3 hours ago
[New York Times]
On the morning of Feb. 28, 2000, a man in a black hood ran up to Patrick Riley in front of his office, shot him flush in the face and fled.
The bullet missed his brain, and Mr. Riley, a biotechnology entrepreneur, survived. But two days later, his business partner, a doctor named Larry C. Ford, killed himself with a shotgun after learning he was suspected of being the mastermind behind the shooting.
That is where the story probably would have ended -- a lurid but ultimately local piece of intrigue played out in the sun-splashed Orange County sprawl -- had it not been for the phone calls that within hours began coming in to the police. Dr. Ford, the callers said, had left something behind: a cache of weapons and anthrax.

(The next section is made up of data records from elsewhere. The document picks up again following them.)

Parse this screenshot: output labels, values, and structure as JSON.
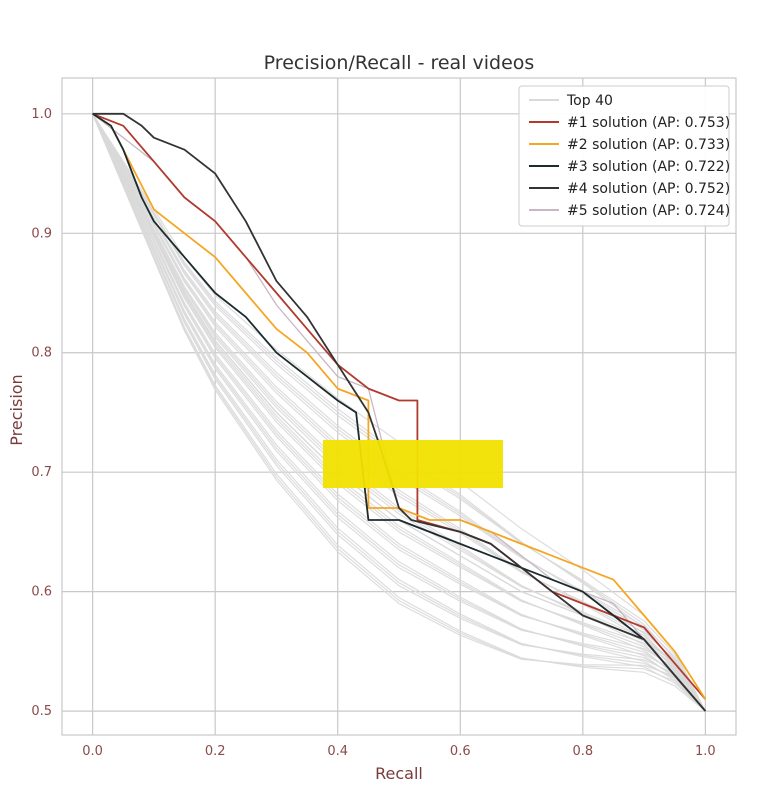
{
  "chart_data": {
    "type": "line",
    "title": "Precision/Recall - real videos",
    "xlabel": "Recall",
    "ylabel": "Precision",
    "xlim": [
      -0.05,
      1.05
    ],
    "ylim": [
      0.48,
      1.03
    ],
    "xticks": [
      "0.0",
      "0.2",
      "0.4",
      "0.6",
      "0.8",
      "1.0"
    ],
    "xtick_values": [
      0.0,
      0.2,
      0.4,
      0.6,
      0.8,
      1.0
    ],
    "yticks": [
      "0.5",
      "0.6",
      "0.7",
      "0.8",
      "0.9",
      "1.0"
    ],
    "ytick_values": [
      0.5,
      0.6,
      0.7,
      0.8,
      0.9,
      1.0
    ],
    "grid": true,
    "legend_position": "top-right",
    "series": [
      {
        "name": "Top 40",
        "color": "#d9d9d9",
        "x": [
          0.0,
          0.02,
          0.05,
          0.1,
          0.15,
          0.2,
          0.3,
          0.4,
          0.5,
          0.6,
          0.7,
          0.8,
          0.9,
          0.95,
          1.0
        ],
        "y": [
          1.0,
          0.98,
          0.95,
          0.9,
          0.85,
          0.81,
          0.75,
          0.7,
          0.66,
          0.63,
          0.6,
          0.58,
          0.56,
          0.54,
          0.5
        ]
      },
      {
        "name": "#1 solution (AP: 0.753)",
        "color": "#b03a2e",
        "x": [
          0.0,
          0.05,
          0.1,
          0.15,
          0.2,
          0.25,
          0.3,
          0.35,
          0.4,
          0.45,
          0.5,
          0.53,
          0.53,
          0.6,
          0.65,
          0.7,
          0.75,
          0.8,
          0.85,
          0.9,
          0.95,
          1.0
        ],
        "y": [
          1.0,
          0.99,
          0.96,
          0.93,
          0.91,
          0.88,
          0.85,
          0.82,
          0.79,
          0.77,
          0.76,
          0.76,
          0.66,
          0.65,
          0.64,
          0.62,
          0.6,
          0.59,
          0.58,
          0.57,
          0.54,
          0.51
        ]
      },
      {
        "name": "#2 solution (AP: 0.733)",
        "color": "#f5a623",
        "x": [
          0.0,
          0.03,
          0.05,
          0.08,
          0.1,
          0.15,
          0.2,
          0.25,
          0.3,
          0.35,
          0.4,
          0.45,
          0.45,
          0.5,
          0.55,
          0.6,
          0.65,
          0.7,
          0.75,
          0.8,
          0.85,
          0.9,
          0.95,
          1.0
        ],
        "y": [
          1.0,
          0.99,
          0.97,
          0.94,
          0.92,
          0.9,
          0.88,
          0.85,
          0.82,
          0.8,
          0.77,
          0.76,
          0.67,
          0.67,
          0.66,
          0.66,
          0.65,
          0.64,
          0.63,
          0.62,
          0.61,
          0.58,
          0.55,
          0.51
        ]
      },
      {
        "name": "#3 solution (AP: 0.722)",
        "color": "#1c2a2e",
        "x": [
          0.0,
          0.03,
          0.05,
          0.08,
          0.1,
          0.15,
          0.2,
          0.25,
          0.3,
          0.35,
          0.4,
          0.43,
          0.45,
          0.5,
          0.55,
          0.6,
          0.65,
          0.7,
          0.75,
          0.8,
          0.85,
          0.9,
          0.95,
          1.0
        ],
        "y": [
          1.0,
          0.99,
          0.97,
          0.93,
          0.91,
          0.88,
          0.85,
          0.83,
          0.8,
          0.78,
          0.76,
          0.75,
          0.66,
          0.66,
          0.65,
          0.64,
          0.63,
          0.62,
          0.61,
          0.6,
          0.58,
          0.56,
          0.53,
          0.5
        ]
      },
      {
        "name": "#4 solution (AP: 0.752)",
        "color": "#333333",
        "x": [
          0.0,
          0.03,
          0.05,
          0.08,
          0.1,
          0.15,
          0.2,
          0.25,
          0.3,
          0.35,
          0.4,
          0.45,
          0.47,
          0.5,
          0.52,
          0.6,
          0.65,
          0.7,
          0.75,
          0.8,
          0.85,
          0.9,
          0.95,
          1.0
        ],
        "y": [
          1.0,
          1.0,
          1.0,
          0.99,
          0.98,
          0.97,
          0.95,
          0.91,
          0.86,
          0.83,
          0.79,
          0.75,
          0.72,
          0.67,
          0.66,
          0.65,
          0.64,
          0.62,
          0.6,
          0.58,
          0.57,
          0.56,
          0.53,
          0.5
        ]
      },
      {
        "name": "#5 solution (AP: 0.724)",
        "color": "#c9b8c4",
        "x": [
          0.0,
          0.05,
          0.1,
          0.15,
          0.2,
          0.25,
          0.3,
          0.35,
          0.4,
          0.45,
          0.5,
          0.55,
          0.6,
          0.65,
          0.7,
          0.75,
          0.8,
          0.85,
          0.9,
          0.95,
          1.0
        ],
        "y": [
          1.0,
          0.98,
          0.96,
          0.93,
          0.91,
          0.88,
          0.84,
          0.81,
          0.78,
          0.77,
          0.67,
          0.66,
          0.66,
          0.65,
          0.63,
          0.61,
          0.6,
          0.59,
          0.56,
          0.54,
          0.51
        ]
      }
    ],
    "legend": [
      "Top 40",
      "#1 solution (AP: 0.753)",
      "#2 solution (AP: 0.733)",
      "#3 solution (AP: 0.722)",
      "#4 solution (AP: 0.752)",
      "#5 solution (AP: 0.724)"
    ]
  }
}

The local elementary school was closed. Forty-two families were evacuated from their homes in Dr. Ford's affluent neighborhood. Then police and federal investigators began to unearth evidence that Larry Ford had another life -- that he was not just a brilliant, if somewhat geeky, gynecologist who hoped to develop a device to protect women from AIDS.
Buried next to his swimming pool they found canisters containing machine guns and C-4 plastic explosives. In refrigerators at his home and office, next to the salad dressing and employee lunches, were 266 bottles and vials of pathogens -- among them salmonella, cholera, botulism and typhoid. The deadly poison ricin was stored, with a blowgun and darts, in a plastic bag in the family room. A compartment under the floorboards held medical files on 83 women.
What the searchers did not find was anthrax, and the fear of what remained unfound, along with dozens of other questions, set off investigations that ranged from Beverly Hills to South Africa and back to the Nevada desert.
Since then, pieces of Dr. Ford's other life have begun to emerge. Taken together, they form a troubling and confusing picture -- of a man with ties to racist, antigovernment groups in the United States who also developed a relationship with apartheid South Africa's secret biological and chemical weapons program, Project Coast.